Piriformis Syndrome

The piriformis is a muscle located in the buttock. It extends from the bottom of the spine to the thigh bone outside the buttock, also known as the femur. It runs close to a large, never known as the sciatic nerve. In some cases, the nerve may run through the piriformis muscle. Sometimes, the piriformis muscle may suffer from piriformis syndrome, which causes the muscle to spasm and cause persistent pain in the buttock. The spasms can also irritate the sciatic nerve resulting in sciatica, a condition that results in numbness, tingling, and pain in the legs, feet, and hips. If you notice any of the mentioned symptoms, you may need to visit a Newtown Piriformis Syndrome expert for diagnosis and treatment.

This article highlights all you need to know about piriformis syndrome, including the symptoms and possible treatments. Read on for more.

Signs and Symptoms of Piriformis Syndrome

While the primary cause of piriformis syndrome remains unknown, the muscle spasms may result from injury, bleeding in areas surrounding the piriformis muscle, or inflammation.

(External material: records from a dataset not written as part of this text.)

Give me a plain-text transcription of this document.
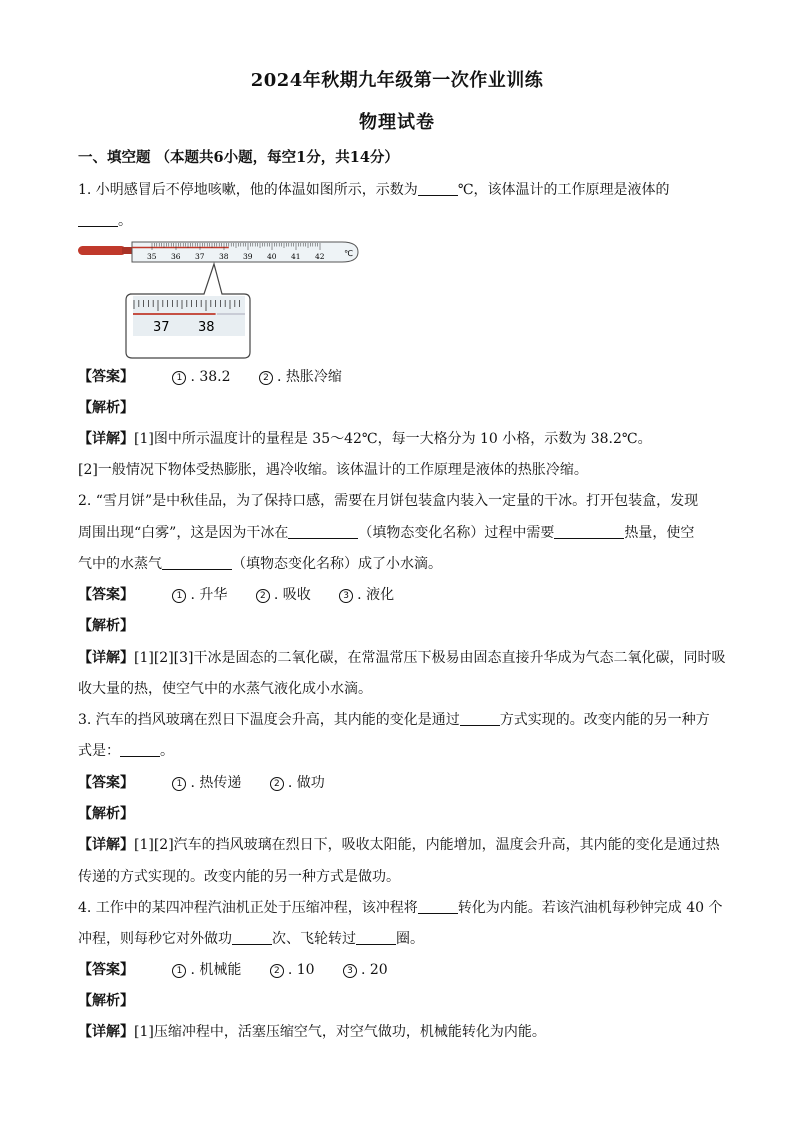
2024年秋期九年级第一次作业训练
物理试卷
一、填空题 （本题共6小题，每空1分，共14分）
1. 小明感冒后不停地咳嗽，他的体温如图所示，示数为	℃，该体温计的工作原理是液体的
。
35 36 37 38 39 40 41 42 ℃
37 38
【答案】	1 . 38.2	2 . 热胀冷缩
【解析】
【详解】[1]图中所示温度计的量程是 35～42℃，每一大格分为 10 小格，示数为 38.2℃。
[2]一般情况下物体受热膨胀，遇冷收缩。该体温计的工作原理是液体的热胀冷缩。
2. “雪月饼”是中秋佳品，为了保持口感，需要在月饼包装盒内装入一定量的干冰。打开包装盒，发现
周围出现“白雾”，这是因为干冰在	（填物态变化名称）过程中需要	热量，使空
气中的水蒸气	（填物态变化名称）成了小水滴。
【答案】	1 . 升华	2 . 吸收	3 . 液化
【解析】
【详解】[1][2][3]干冰是固态的二氧化碳，在常温常压下极易由固态直接升华成为气态二氧化碳，同时吸
收大量的热，使空气中的水蒸气液化成小水滴。
3. 汽车的挡风玻璃在烈日下温度会升高，其内能的变化是通过	方式实现的。改变内能的另一种方
式是：	。
【答案】	1 . 热传递	2 . 做功
【解析】
【详解】[1][2]汽车的挡风玻璃在烈日下，吸收太阳能，内能增加，温度会升高，其内能的变化是通过热
传递的方式实现的。改变内能的另一种方式是做功。
4. 工作中的某四冲程汽油机正处于压缩冲程，该冲程将	转化为内能。若该汽油机每秒钟完成 40 个
冲程，则每秒它对外做功	次、飞轮转过	圈。
【答案】	1 . 机械能	2 . 10	3 . 20
【解析】
【详解】[1]压缩冲程中，活塞压缩空气，对空气做功，机械能转化为内能。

One of the earliest symptoms of piriformis syndrome is a persistent tenderness in the buttocks. In some cases, you can have sciatica symptoms that run from your lower back to the legs. The symptoms may also be accompanied by muscle spasms, Charlie horses, cramps, and muscle quivers.

The compression of the sciatic nerve by the piriformis muscle causes pain. It becomes more severe when you sit, especially if you have a wallet in your back pocket. Activities such as running, exercising, sitting for long, stretching the piriformis, and climbing stairs can also trigger the pain. The pain can fade or worsen depending on the activities you engage in and how long you stand or sit. Car rides over long distances can also make the pain more serious.

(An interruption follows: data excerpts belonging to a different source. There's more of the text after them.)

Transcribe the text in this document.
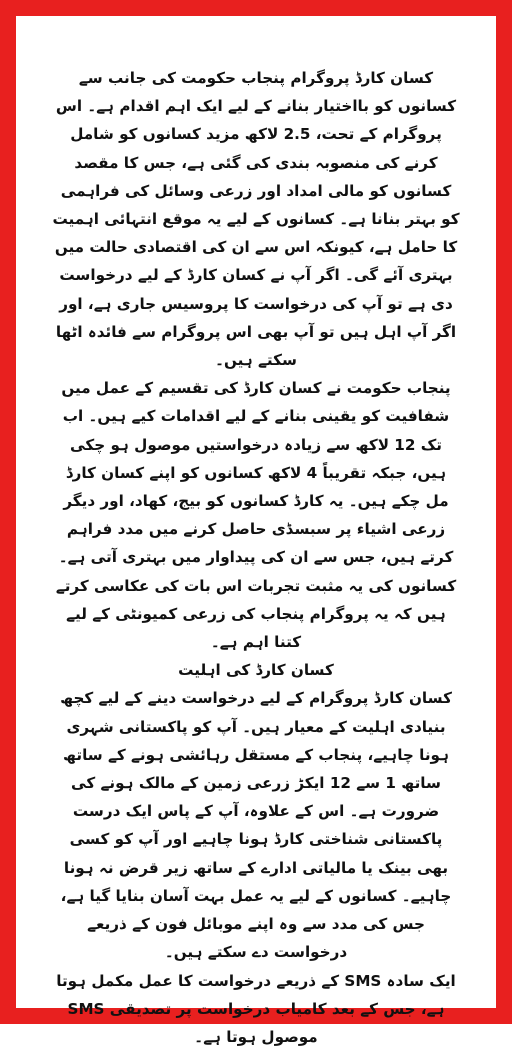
کسان کارڈ پروگرام پنجاب حکومت کی جانب سے کسانوں کو بااختیار بنانے کے لیے ایک اہم اقدام ہے۔ اس پروگرام کے تحت، 2.5 لاکھ مزید کسانوں کو شامل کرنے کی منصوبہ بندی کی گئی ہے، جس کا مقصد کسانوں کو مالی امداد اور زرعی وسائل کی فراہمی کو بہتر بنانا ہے۔ کسانوں کے لیے یہ موقع انتہائی اہمیت کا حامل ہے، کیونکہ اس سے ان کی اقتصادی حالت میں بہتری آئے گی۔ اگر آپ نے کسان کارڈ کے لیے درخواست دی ہے تو آپ کی درخواست کا پروسیس جاری ہے، اور اگر آپ اہل ہیں تو آپ بھی اس پروگرام سے فائدہ اٹھا سکتے ہیں۔

پنجاب حکومت نے کسان کارڈ کی تقسیم کے عمل میں شفافیت کو یقینی بنانے کے لیے اقدامات کیے ہیں۔ اب تک 12 لاکھ سے زیادہ درخواستیں موصول ہو چکی ہیں، جبکہ تقریباً 4 لاکھ کسانوں کو اپنے کسان کارڈ مل چکے ہیں۔ یہ کارڈ کسانوں کو بیج، کھاد، اور دیگر زرعی اشیاء پر سبسڈی حاصل کرنے میں مدد فراہم کرتے ہیں، جس سے ان کی پیداوار میں بہتری آتی ہے۔ کسانوں کی یہ مثبت تجربات اس بات کی عکاسی کرتے ہیں کہ یہ پروگرام پنجاب کی زرعی کمیونٹی کے لیے کتنا اہم ہے۔

کسان کارڈ کی اہلیت

کسان کارڈ پروگرام کے لیے درخواست دینے کے لیے کچھ بنیادی اہلیت کے معیار ہیں۔ آپ کو پاکستانی شہری ہونا چاہیے، پنجاب کے مستقل رہائشی ہونے کے ساتھ ساتھ 1 سے 12 ایکڑ زرعی زمین کے مالک ہونے کی ضرورت ہے۔ اس کے علاوہ، آپ کے پاس ایک درست پاکستانی شناختی کارڈ ہونا چاہیے اور آپ کو کسی بھی بینک یا مالیاتی ادارے کے ساتھ زیر قرض نہ ہونا چاہیے۔ کسانوں کے لیے یہ عمل بہت آسان بنایا گیا ہے، جس کی مدد سے وہ اپنے موبائل فون کے ذریعے درخواست دے سکتے ہیں۔

ایک سادہ SMS کے ذریعے درخواست کا عمل مکمل ہوتا ہے، جس کے بعد کامیاب درخواست پر تصدیقی SMS موصول ہوتا ہے۔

Treatment of Piriformis Syndrome

Working out muscles frequently makes them tighter and less flexible. If you focus on exercising your legs while leaving out your hips, the hips become stiff. The piriformis stretch can help you target this muscle with your workouts. Doing it a few times every week can help you prevent piriformis syndrome. Heat, deep tissue massage, trigger point balls, and other mobility aids can also help.

When you first notice symptoms of piriformis syndrome, you need to start treatment early. Your doctor can diagnose you and recommend an ideal treatment. Primary treatments include resting the muscle by avoiding activities that cause it to work, such as bike riding, running, squats, and deadlifts. Soft tissue massage focusing on the lumbosacral and gluteal areas can also help. Additionally, a therapist can administer manual manipulation, electrical stimulation, passive stretching, heating packs, dry needling, and other treatments.

Surgery is the last option for treatment, just like it is with other conditions. The surgery is relatively simple because it is almost similar to the early stages of a hip replacement, except it does not affect the nerve.

The piriformis syndrome affects the piriformis muscle found in the buttock. The primary cause of piriformis syndrome remains unknown. Some common symptoms include sciatica symptoms, muscle spasms, and muscle quivers. Treatment options include manual manipulation, heat packs, passive stretching, dry needling, and surgery as a last resort.